The date of the demo is the national Day of the Homeless, and was selected to highlight what campaigners see as the real threat of the housing crisis.

“In many places, high rents are becoming a genuine poverty risk and loss of housing is becoming an existential threat,” said Ulrich Schneider, CEO of the Parity Welfare Association, which is also supporting the demo.


People sleeping rough in Berlin in February 2021. Campaigners believe the housing crisis and homelessness are closely linked.

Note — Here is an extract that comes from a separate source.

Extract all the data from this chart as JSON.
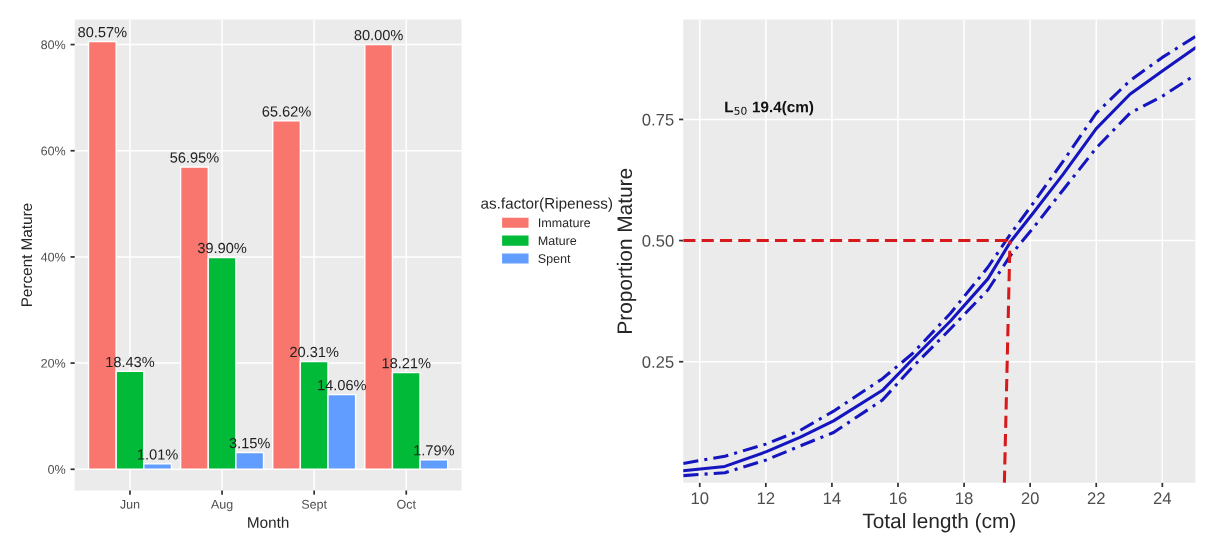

Photo: picture alliance/dpa | Kay Nietfeld

“It’s completely unreasonable to force single parents, people with disabilities or those in need of care, for example, to give up their homes and lose their entire social environment.” 

The protest on Saturday has also received support from the National Working Group for Help for the Homeless (BAGWH), who have linked unaffordable rents to a rise in the number of employed people losing their homes. 

In one recent study, BAGWH found that 15 percent of people classified as ‘homeless’ are currently employed – suggesting that rents in Germany are now outstripping wages, especially for lower earners.

Commenting on the findings, Werena Rosenke, CEO of BAGWH, said that the figures were “proof of the precarious living conditions in which many people find themselves in this country and the trends that are emerging in our society”. 

Any new government elected after September 26th must face this issue head on, she added.